During his visit to Farmleigh, the Irish state guest house in Phoenix Park in Dublin, Taoiseach Leo Varadkar showed the Pences archival documents related to the Pence family in Ireland.

Among them was the National Army Recruitment Register, which contains the signature of the VP’s grandfather.

The Taoiseach showed it to the VP and presented him with a framed copy of the page containing his grandfather’s signature.

Mr Pence first visited Doonbeg in 1981 when he travelled to Ireland to reconnect with his roots, shortly after Richard Michael Cawley, his maternal grandfather and an Irish immigrant, died in December 1980.

The VP also visited Doonbeg in 2013 with his family, where Hugh McNally, a distant cousin of the vice president, runs Morrissey’s pub.

Speaking at Farmleigh, Mr Pence said: “Our family cherishes our Irish heritage.

“I first came to Ireland the year my grandfather passed in 1981. I saw the two-room house he grew up in.

“I spent weeks cutting turf in the peat bogs. I learned how to pour a proper pint working at Morrissey’s pub in Doonbeg.

“During that month and a half that I was here, it was a formative experience in my life.

“I met people with broad smiles and strong opinions.

“I came to realise that I carry Ireland with me wherever I go, just like more than 30 million Americans who trace their heritage to the Emerald Isle.

“And Irish Americans have enriched our nation since its earliest days.

“Irish Americans have made extraordinary contributions to the life of our nation, whether it be to the armed forces, to the arts, in business, in education, and in public life.”

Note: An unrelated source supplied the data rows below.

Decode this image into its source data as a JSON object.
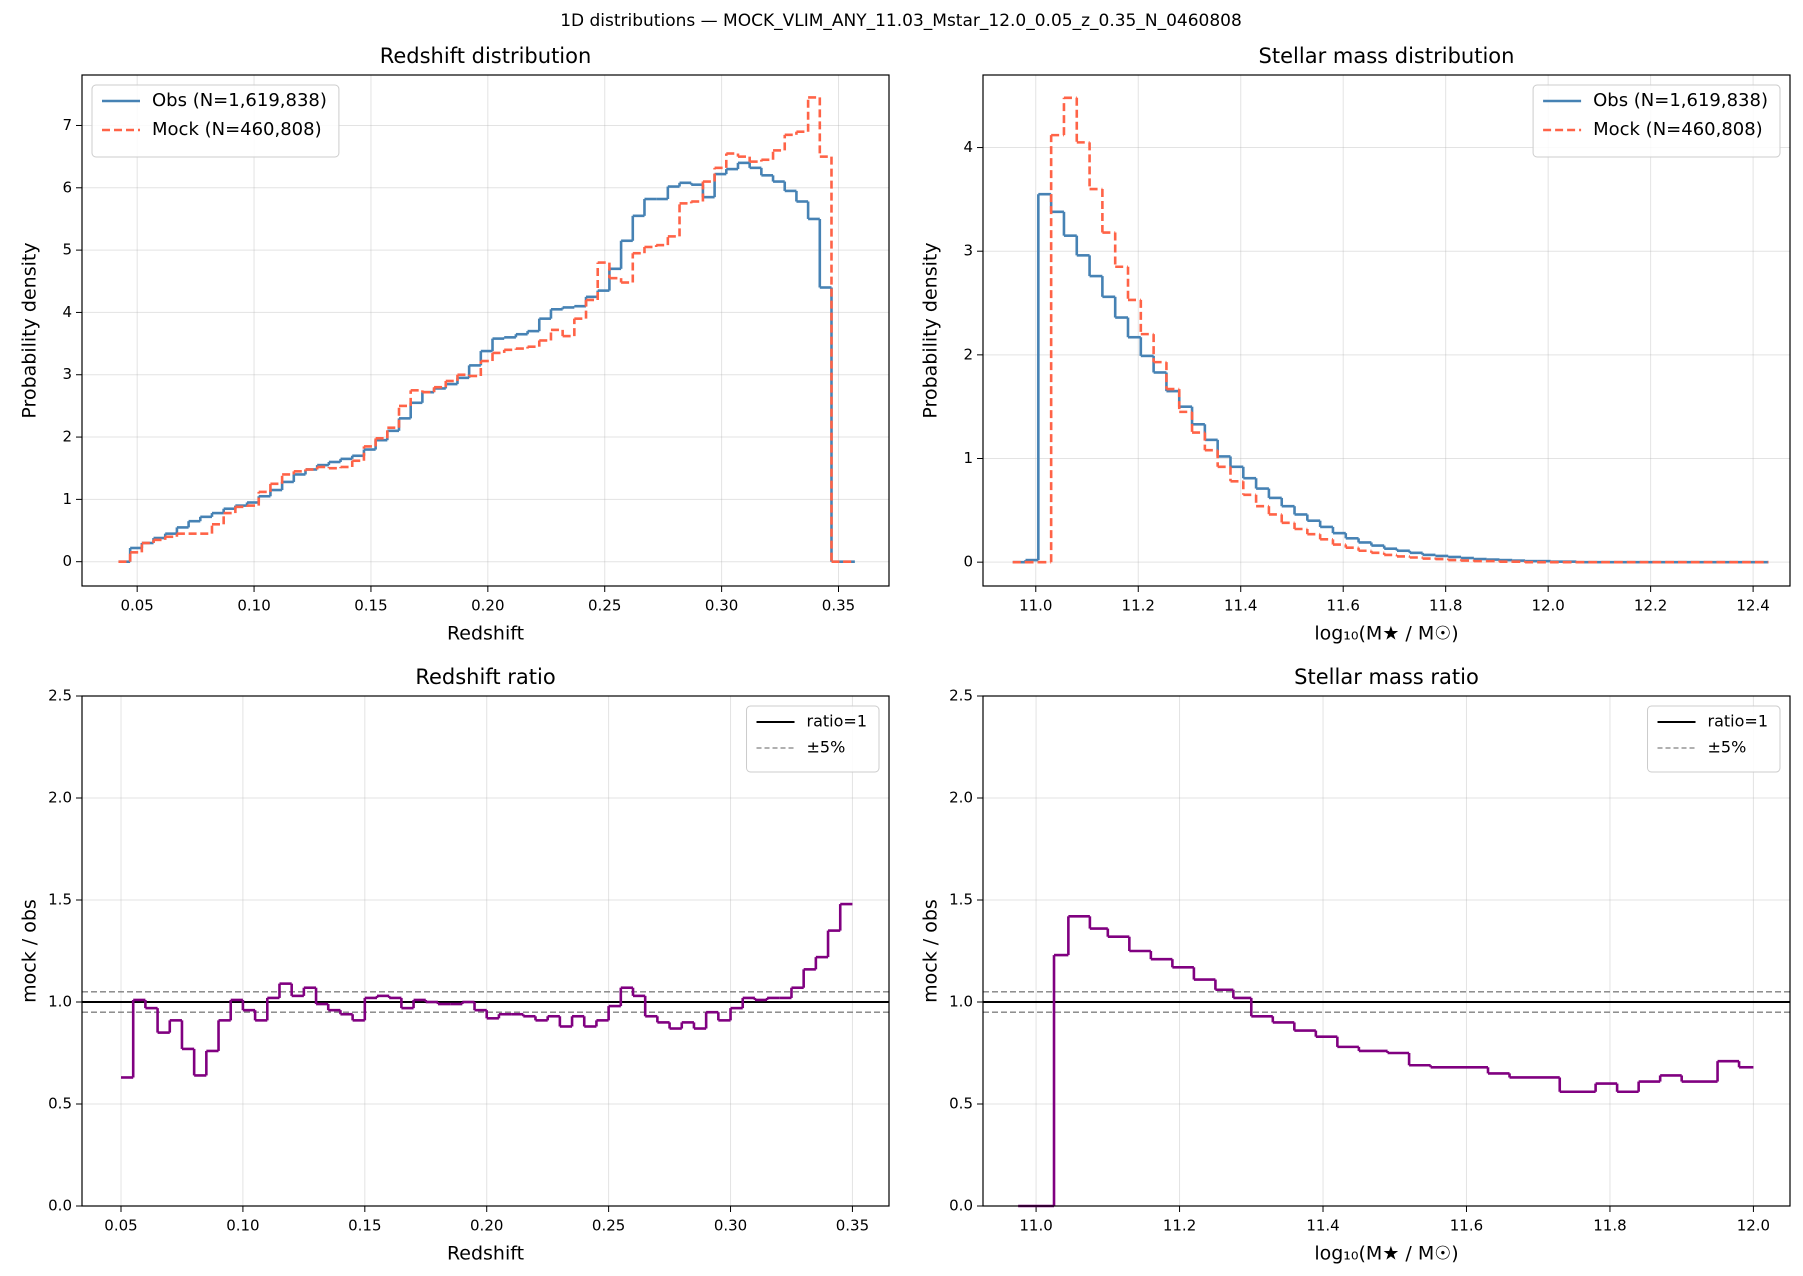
{
  "title": "1D distributions — MOCK_VLIM_ANY_11.03_Mstar_12.0_0.05_z_0.35_N_0460808",
  "chart_data": [
    {
      "type": "histogram",
      "title": "Redshift distribution",
      "x_label": "Redshift",
      "y_label": "Probability density",
      "bins": [
        0.042,
        0.047,
        0.052,
        0.057,
        0.062,
        0.067,
        0.072,
        0.077,
        0.082,
        0.087,
        0.092,
        0.097,
        0.102,
        0.107,
        0.112,
        0.117,
        0.122,
        0.127,
        0.132,
        0.137,
        0.142,
        0.147,
        0.152,
        0.157,
        0.162,
        0.167,
        0.172,
        0.177,
        0.182,
        0.187,
        0.192,
        0.197,
        0.202,
        0.207,
        0.212,
        0.217,
        0.222,
        0.227,
        0.232,
        0.237,
        0.242,
        0.247,
        0.252,
        0.257,
        0.262,
        0.267,
        0.272,
        0.277,
        0.282,
        0.287,
        0.292,
        0.297,
        0.302,
        0.307,
        0.312,
        0.317,
        0.322,
        0.327,
        0.332,
        0.337,
        0.342,
        0.347,
        0.352,
        0.357
      ],
      "series": [
        {
          "name": "Obs  (N=1,619,838)",
          "color": "#4682b4",
          "linestyle": "solid",
          "values": [
            0,
            0.22,
            0.3,
            0.38,
            0.45,
            0.55,
            0.65,
            0.72,
            0.78,
            0.85,
            0.9,
            0.95,
            1.05,
            1.15,
            1.28,
            1.4,
            1.48,
            1.55,
            1.6,
            1.65,
            1.7,
            1.8,
            1.95,
            2.1,
            2.3,
            2.55,
            2.72,
            2.78,
            2.85,
            2.95,
            3.15,
            3.38,
            3.58,
            3.6,
            3.65,
            3.7,
            3.9,
            4.05,
            4.08,
            4.1,
            4.25,
            4.35,
            4.7,
            5.15,
            5.55,
            5.82,
            5.82,
            6.02,
            6.08,
            6.05,
            5.85,
            6.22,
            6.3,
            6.4,
            6.32,
            6.2,
            6.1,
            5.95,
            5.78,
            5.5,
            4.4,
            0,
            0
          ]
        },
        {
          "name": "Mock (N=460,808)",
          "color": "#ff6347",
          "linestyle": "dashed",
          "values": [
            0,
            0.15,
            0.3,
            0.35,
            0.4,
            0.45,
            0.45,
            0.45,
            0.6,
            0.78,
            0.88,
            0.9,
            1.12,
            1.25,
            1.4,
            1.45,
            1.48,
            1.52,
            1.5,
            1.52,
            1.62,
            1.85,
            1.98,
            2.15,
            2.5,
            2.75,
            2.72,
            2.8,
            2.9,
            3.0,
            2.98,
            3.22,
            3.35,
            3.4,
            3.42,
            3.45,
            3.55,
            3.72,
            3.62,
            3.9,
            4.2,
            4.8,
            4.55,
            4.48,
            4.95,
            5.05,
            5.08,
            5.22,
            5.75,
            5.78,
            6.1,
            6.32,
            6.55,
            6.5,
            6.42,
            6.45,
            6.6,
            6.85,
            6.9,
            7.45,
            6.5,
            0,
            0
          ]
        }
      ],
      "xlim": [
        0.0264,
        0.3716
      ],
      "xticks": [
        0.05,
        {
          "value": 0.1,
          "label": "0.10"
        },
        0.15,
        {
          "value": 0.2,
          "label": "0.20"
        },
        0.25,
        {
          "value": 0.3,
          "label": "0.30"
        },
        0.35
      ],
      "ylim": [
        -0.39,
        7.81
      ],
      "yticks": [
        0,
        1,
        2,
        3,
        4,
        5,
        6,
        7
      ],
      "grid": true,
      "legend": "upper left"
    },
    {
      "type": "histogram",
      "title": "Stellar mass distribution",
      "x_label": "log₁₀(M★ / M☉)",
      "y_label": "Probability density",
      "bins": [
        10.955,
        10.98,
        11.005,
        11.03,
        11.055,
        11.08,
        11.105,
        11.13,
        11.155,
        11.18,
        11.205,
        11.23,
        11.255,
        11.28,
        11.305,
        11.33,
        11.355,
        11.38,
        11.405,
        11.43,
        11.455,
        11.48,
        11.505,
        11.53,
        11.555,
        11.58,
        11.605,
        11.63,
        11.655,
        11.68,
        11.705,
        11.73,
        11.755,
        11.78,
        11.805,
        11.83,
        11.855,
        11.88,
        11.905,
        11.93,
        11.955,
        11.98,
        12.005,
        12.03,
        12.055,
        12.08,
        12.105,
        12.13,
        12.155,
        12.18,
        12.205,
        12.23,
        12.255,
        12.28,
        12.305,
        12.33,
        12.355,
        12.38,
        12.405,
        12.43
      ],
      "series": [
        {
          "name": "Obs  (N=1,619,838)",
          "color": "#4682b4",
          "linestyle": "solid",
          "values": [
            0,
            0.02,
            3.55,
            3.38,
            3.15,
            2.96,
            2.76,
            2.56,
            2.36,
            2.17,
            1.99,
            1.83,
            1.65,
            1.5,
            1.33,
            1.18,
            1.02,
            0.92,
            0.81,
            0.71,
            0.62,
            0.54,
            0.46,
            0.4,
            0.34,
            0.28,
            0.23,
            0.19,
            0.16,
            0.13,
            0.11,
            0.09,
            0.07,
            0.06,
            0.05,
            0.04,
            0.03,
            0.025,
            0.02,
            0.015,
            0.01,
            0.01,
            0.005,
            0.005,
            0,
            0,
            0,
            0,
            0,
            0,
            0,
            0,
            0,
            0,
            0,
            0,
            0,
            0,
            0
          ]
        },
        {
          "name": "Mock (N=460,808)",
          "color": "#ff6347",
          "linestyle": "dashed",
          "values": [
            0,
            0,
            0,
            4.12,
            4.48,
            4.05,
            3.6,
            3.18,
            2.85,
            2.53,
            2.2,
            1.93,
            1.67,
            1.45,
            1.25,
            1.08,
            0.92,
            0.78,
            0.65,
            0.54,
            0.46,
            0.38,
            0.32,
            0.27,
            0.22,
            0.17,
            0.14,
            0.11,
            0.09,
            0.07,
            0.055,
            0.045,
            0.035,
            0.03,
            0.02,
            0.015,
            0.01,
            0.01,
            0.005,
            0.005,
            0,
            0,
            0,
            0,
            0,
            0,
            0,
            0,
            0,
            0,
            0,
            0,
            0,
            0,
            0,
            0,
            0,
            0,
            0
          ]
        }
      ],
      "xlim": [
        10.897,
        12.472
      ],
      "xticks": [
        {
          "value": 11,
          "label": "11.0"
        },
        11.2,
        11.4,
        11.6,
        11.8,
        {
          "value": 12,
          "label": "12.0"
        },
        12.2,
        12.4
      ],
      "ylim": [
        -0.23,
        4.7
      ],
      "yticks": [
        0,
        1,
        2,
        3,
        4
      ],
      "grid": true,
      "legend": "upper right"
    },
    {
      "type": "histogram",
      "title": "Redshift ratio",
      "x_label": "Redshift",
      "y_label": "mock / obs",
      "bins": [
        0.05,
        0.055,
        0.06,
        0.065,
        0.07,
        0.075,
        0.08,
        0.085,
        0.09,
        0.095,
        0.1,
        0.105,
        0.11,
        0.115,
        0.12,
        0.125,
        0.13,
        0.135,
        0.14,
        0.145,
        0.15,
        0.155,
        0.16,
        0.165,
        0.17,
        0.175,
        0.18,
        0.185,
        0.19,
        0.195,
        0.2,
        0.205,
        0.21,
        0.215,
        0.22,
        0.225,
        0.23,
        0.235,
        0.24,
        0.245,
        0.25,
        0.255,
        0.26,
        0.265,
        0.27,
        0.275,
        0.28,
        0.285,
        0.29,
        0.295,
        0.3,
        0.305,
        0.31,
        0.315,
        0.32,
        0.325,
        0.33,
        0.335,
        0.34,
        0.345,
        0.35
      ],
      "series": [
        {
          "color": "#800080",
          "linestyle": "solid",
          "values": [
            0.63,
            1.01,
            0.97,
            0.85,
            0.91,
            0.77,
            0.64,
            0.76,
            0.91,
            1.01,
            0.96,
            0.91,
            1.02,
            1.09,
            1.03,
            1.07,
            0.99,
            0.96,
            0.94,
            0.91,
            1.02,
            1.03,
            1.02,
            0.97,
            1.01,
            1.0,
            0.99,
            0.99,
            1.0,
            0.96,
            0.92,
            0.94,
            0.94,
            0.93,
            0.91,
            0.93,
            0.88,
            0.93,
            0.88,
            0.91,
            0.98,
            1.07,
            1.03,
            0.93,
            0.9,
            0.87,
            0.9,
            0.87,
            0.95,
            0.91,
            0.97,
            1.02,
            1.01,
            1.02,
            1.02,
            1.07,
            1.16,
            1.22,
            1.35,
            1.48
          ]
        }
      ],
      "reference_lines": [
        {
          "name": "ratio=1",
          "values": [
            1
          ],
          "color": "#000000",
          "linestyle": "solid"
        },
        {
          "name": "±5%",
          "values": [
            0.95,
            1.05
          ],
          "color": "#808080",
          "linestyle": "dashed"
        }
      ],
      "xlim": [
        0.034,
        0.365
      ],
      "xticks": [
        0.05,
        {
          "value": 0.1,
          "label": "0.10"
        },
        0.15,
        {
          "value": 0.2,
          "label": "0.20"
        },
        0.25,
        {
          "value": 0.3,
          "label": "0.30"
        },
        0.35
      ],
      "ylim": [
        0,
        2.5
      ],
      "yticks": [
        {
          "value": 0,
          "label": "0.0"
        },
        0.5,
        {
          "value": 1,
          "label": "1.0"
        },
        1.5,
        {
          "value": 2,
          "label": "2.0"
        },
        2.5
      ],
      "grid": true,
      "legend": "upper right"
    },
    {
      "type": "histogram",
      "title": "Stellar mass ratio",
      "x_label": "log₁₀(M★ / M☉)",
      "y_label": "mock / obs",
      "bins": [
        10.975,
        11.025,
        11.045,
        11.075,
        11.1,
        11.13,
        11.16,
        11.19,
        11.22,
        11.25,
        11.275,
        11.3,
        11.33,
        11.36,
        11.39,
        11.42,
        11.45,
        11.49,
        11.52,
        11.55,
        11.63,
        11.66,
        11.73,
        11.78,
        11.81,
        11.84,
        11.87,
        11.9,
        11.95,
        11.98,
        12.0
      ],
      "series": [
        {
          "color": "#800080",
          "linestyle": "solid",
          "values": [
            0,
            1.23,
            1.42,
            1.36,
            1.32,
            1.25,
            1.21,
            1.17,
            1.11,
            1.06,
            1.02,
            0.93,
            0.9,
            0.86,
            0.83,
            0.78,
            0.76,
            0.75,
            0.69,
            0.68,
            0.65,
            0.63,
            0.56,
            0.6,
            0.56,
            0.61,
            0.64,
            0.61,
            0.71,
            0.68
          ]
        }
      ],
      "reference_lines": [
        {
          "name": "ratio=1",
          "values": [
            1
          ],
          "color": "#000000",
          "linestyle": "solid"
        },
        {
          "name": "±5%",
          "values": [
            0.95,
            1.05
          ],
          "color": "#808080",
          "linestyle": "dashed"
        }
      ],
      "xlim": [
        10.926,
        12.051
      ],
      "xticks": [
        {
          "value": 11,
          "label": "11.0"
        },
        11.2,
        11.4,
        11.6,
        11.8,
        {
          "value": 12,
          "label": "12.0"
        }
      ],
      "ylim": [
        0,
        2.5
      ],
      "yticks": [
        {
          "value": 0,
          "label": "0.0"
        },
        0.5,
        {
          "value": 1,
          "label": "1.0"
        },
        1.5,
        {
          "value": 2,
          "label": "2.0"
        },
        2.5
      ],
      "grid": true,
      "legend": "upper right"
    }
  ]
}
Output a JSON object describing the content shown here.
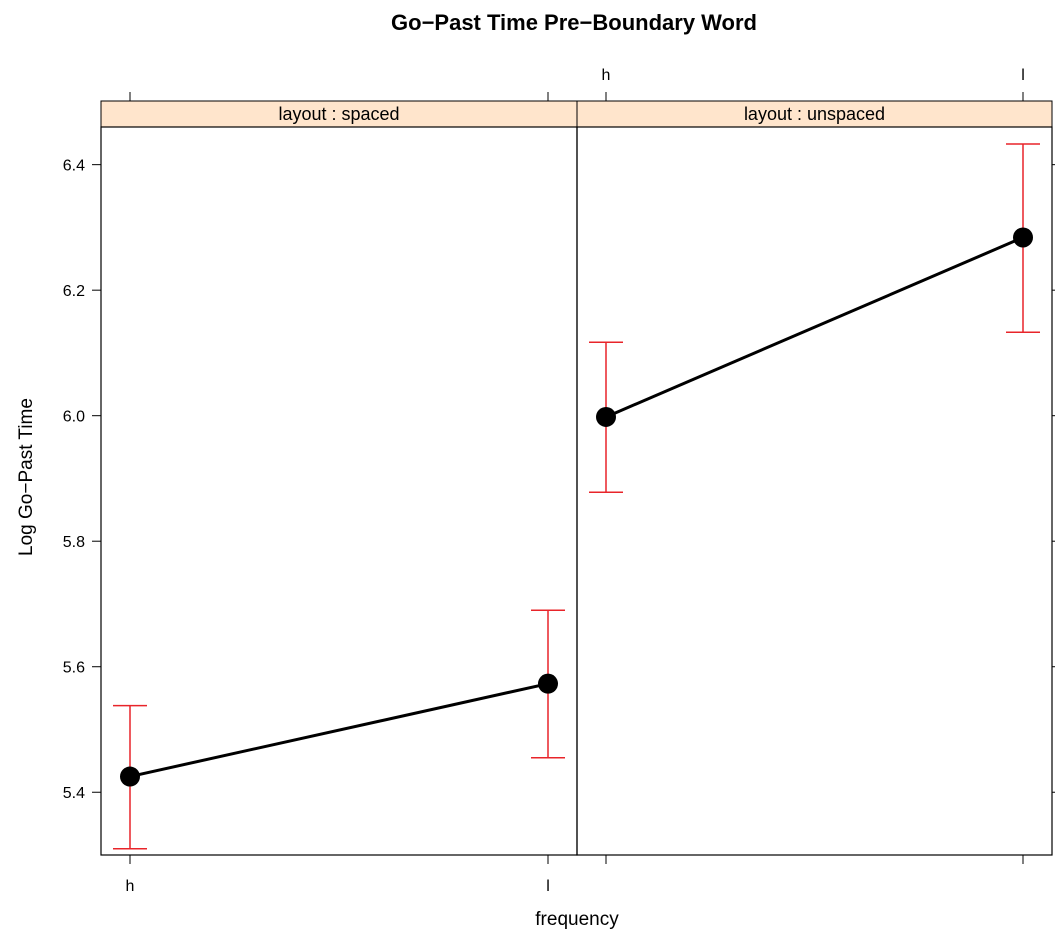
{
  "chart_data": {
    "type": "line",
    "title": "Go−Past Time Pre−Boundary Word",
    "xlabel": "frequency",
    "ylabel": "Log Go−Past Time",
    "categories": [
      "h",
      "l"
    ],
    "ylim": [
      5.3,
      6.46
    ],
    "yticks": [
      "5.4",
      "5.6",
      "5.8",
      "6.0",
      "6.2",
      "6.4"
    ],
    "grid": false,
    "panels": [
      {
        "name": "layout : spaced",
        "values": [
          5.425,
          5.573
        ],
        "lower": [
          5.31,
          5.455
        ],
        "upper": [
          5.538,
          5.69
        ]
      },
      {
        "name": "layout : unspaced",
        "values": [
          5.998,
          6.284
        ],
        "lower": [
          5.878,
          6.133
        ],
        "upper": [
          6.117,
          6.433
        ]
      }
    ],
    "colors": {
      "line": "#000000",
      "errorbar": "#e8242a",
      "strip": "#ffe5cc",
      "point": "#000000"
    }
  }
}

US Vice President visits Ireland
US Vice President visits Ireland

Mr Varadkar said that his family’s connection to Ireland is “very real and very recent”.

“The story of Richard Michael Cawley, however, is not unique,” he added.

“It is an example of the ties of history, kinship and friendship which link our two countries.

“A relationship that transformed the Atlantic from being an ocean of tears into a gateway to hope and opportunity.

“Our two countries are united today in our common interests, our shared heritage and our deep abiding friendship.”